Considering different cell resolutions, Fig. 8 compares the relative improvement in the SD of residuals, achieved by means of the conventional and advanced stacking approaches. Taking all 61 GURN sites analyzed into account, Fig. 8, top, illustrates a considerable enhancement of up to about 25 % in the SD of the corrected residuals. This benefit is larger than 35 % for the site BINGEN, see Fig. 8, bottom, a station which is strongly affected by multipath effects even at high elevation angles (E > 50°; Knöpfler et al. 2010). Within the framework of the presented case study, the optimal results are achieved using an elevation and azimuth resolution of 0.5° × 1°. The advanced stacking approach seems to be superior to the conventional one if the specified cell resolution is better than 1° × 1°. In addition, the congruent cell solution is particularly applicable when capturing site-specific effects at high elevations. Although within our approach strict statistical assessments are made before a correction is applied onto the residuals of the cells, the reduction in SDs only differs by about 1 % from a solution without statistical assessment, e.g., subtracting cell mean values even if only two residuals are within the cell. On the other hand, the application of statistical conditions offers the possibility to apply the cell mean values on observations of different days enabling a reliable multipath correction at permanent GNSS sites in real-time.

Fig. 8
figure 8

Relative improvement in the SD of residuals before and after multipath correction (DOY2008:276-285) top panel all analyzed 61 GURN sites, bottom panel site BINGEN with strong multipath effects

Conclusions and outlook

We presented a new approach for the generation of residual-based MPS maps focusing on continuously operating GNSS sites. The proposed MPS approach is characterized by two major advantages.
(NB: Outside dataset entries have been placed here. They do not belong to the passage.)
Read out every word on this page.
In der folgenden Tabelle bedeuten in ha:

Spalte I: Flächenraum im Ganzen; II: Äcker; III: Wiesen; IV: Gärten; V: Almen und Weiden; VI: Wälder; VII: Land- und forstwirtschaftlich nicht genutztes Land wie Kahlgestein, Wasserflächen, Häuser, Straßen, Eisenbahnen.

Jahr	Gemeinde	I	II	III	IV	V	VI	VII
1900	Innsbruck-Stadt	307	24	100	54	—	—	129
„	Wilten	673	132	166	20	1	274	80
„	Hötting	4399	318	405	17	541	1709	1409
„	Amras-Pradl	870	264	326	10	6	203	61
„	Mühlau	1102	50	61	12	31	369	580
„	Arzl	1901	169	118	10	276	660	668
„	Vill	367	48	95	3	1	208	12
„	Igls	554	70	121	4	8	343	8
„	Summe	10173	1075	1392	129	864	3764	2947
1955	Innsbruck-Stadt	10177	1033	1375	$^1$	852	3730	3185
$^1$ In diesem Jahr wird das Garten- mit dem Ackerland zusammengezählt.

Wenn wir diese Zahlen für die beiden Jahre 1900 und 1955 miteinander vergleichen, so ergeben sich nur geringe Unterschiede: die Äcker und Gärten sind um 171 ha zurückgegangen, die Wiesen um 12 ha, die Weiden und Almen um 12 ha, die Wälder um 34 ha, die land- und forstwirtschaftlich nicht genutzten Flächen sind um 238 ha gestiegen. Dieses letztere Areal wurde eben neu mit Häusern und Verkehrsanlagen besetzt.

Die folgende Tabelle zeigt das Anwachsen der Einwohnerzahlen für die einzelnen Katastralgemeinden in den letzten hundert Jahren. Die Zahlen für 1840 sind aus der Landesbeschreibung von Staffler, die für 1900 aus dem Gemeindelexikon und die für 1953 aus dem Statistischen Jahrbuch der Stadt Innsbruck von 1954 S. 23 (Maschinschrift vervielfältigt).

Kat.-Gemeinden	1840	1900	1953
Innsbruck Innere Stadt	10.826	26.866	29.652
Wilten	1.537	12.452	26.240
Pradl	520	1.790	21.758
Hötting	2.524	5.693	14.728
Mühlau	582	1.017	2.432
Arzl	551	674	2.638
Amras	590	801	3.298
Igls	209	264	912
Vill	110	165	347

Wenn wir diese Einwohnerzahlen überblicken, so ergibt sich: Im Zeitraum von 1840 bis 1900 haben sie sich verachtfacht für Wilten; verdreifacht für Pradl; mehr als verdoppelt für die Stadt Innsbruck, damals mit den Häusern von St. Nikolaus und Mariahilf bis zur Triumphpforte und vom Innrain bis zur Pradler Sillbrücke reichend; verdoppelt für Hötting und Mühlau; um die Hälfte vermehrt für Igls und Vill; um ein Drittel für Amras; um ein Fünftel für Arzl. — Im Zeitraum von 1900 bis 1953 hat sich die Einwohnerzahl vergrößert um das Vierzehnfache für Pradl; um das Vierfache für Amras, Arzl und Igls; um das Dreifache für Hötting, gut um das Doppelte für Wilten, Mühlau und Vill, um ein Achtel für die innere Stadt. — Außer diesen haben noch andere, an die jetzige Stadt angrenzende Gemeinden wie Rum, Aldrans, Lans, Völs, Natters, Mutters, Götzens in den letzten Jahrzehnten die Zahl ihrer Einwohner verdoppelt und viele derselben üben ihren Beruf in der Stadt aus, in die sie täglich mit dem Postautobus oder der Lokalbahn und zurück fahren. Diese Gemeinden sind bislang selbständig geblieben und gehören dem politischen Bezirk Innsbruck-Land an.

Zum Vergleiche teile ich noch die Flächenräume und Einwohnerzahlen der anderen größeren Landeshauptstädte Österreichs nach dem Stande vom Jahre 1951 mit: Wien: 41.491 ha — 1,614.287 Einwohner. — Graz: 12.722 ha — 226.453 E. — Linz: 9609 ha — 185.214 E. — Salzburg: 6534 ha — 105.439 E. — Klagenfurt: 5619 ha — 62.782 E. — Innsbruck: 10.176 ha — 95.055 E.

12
First, cell mean values are computed using congruent cells. Second, statistical testing and outlier detection are performed for the calculation of reliable and representative stacked mean values for the cells. As MPS is applied to residuals in the space domain, the approach is easily applicable to all GNSS. In addition, the proposed approach is independent of satellite maneuvers and data tracking rates. The use of congruent cells enables the detection and reduction of far-field multipath effects as well as near-field multipath effects from low- and high-elevation satellites with a high spatial resolution. A validation of MPS maps at 61 GPS sites proofed a significant reduction of multipath effects in PPP residuals. A comparison with standard MPS approaches, which make use of a fixed azimuthal cell resolution, shows that the MPS approach presented is able to mitigate site-specific errors more appropriate. After the correction of residuals using cell mean values, the SD of residuals was reduced by 38 % at sites with a strong multipath environment. Within our case study, different cell resolutions were applied to PPP residuals of 10 consecutive days at a sample interval of 30 s. The highest reduction of SDs of residuals is achieved using a cell resolution of 0.5° × 1° (elevation × azimuth at horizontal circle).

The generation of MPS maps is a helpful tool to visualize and interpret multipath signals in the surrounding of a GNSS antenna. In the future, the MPS method developed will be used for the correction of GNSS signals at observation level and for modified observation data evaluation strategies. Because of their statistical robustness, the cell mean values computed from residuals of the past days can be used for real-time correction of observations. As the stacked values comprise all site-specific effects affecting the GNSS antenna, MPS maps also correct for the remaining errors in receiver antenna models. Such corrections of residuals are required, especially if residuals itself are to be exploited, e.g., within the calculation of temporally highly resolved water vapor fields.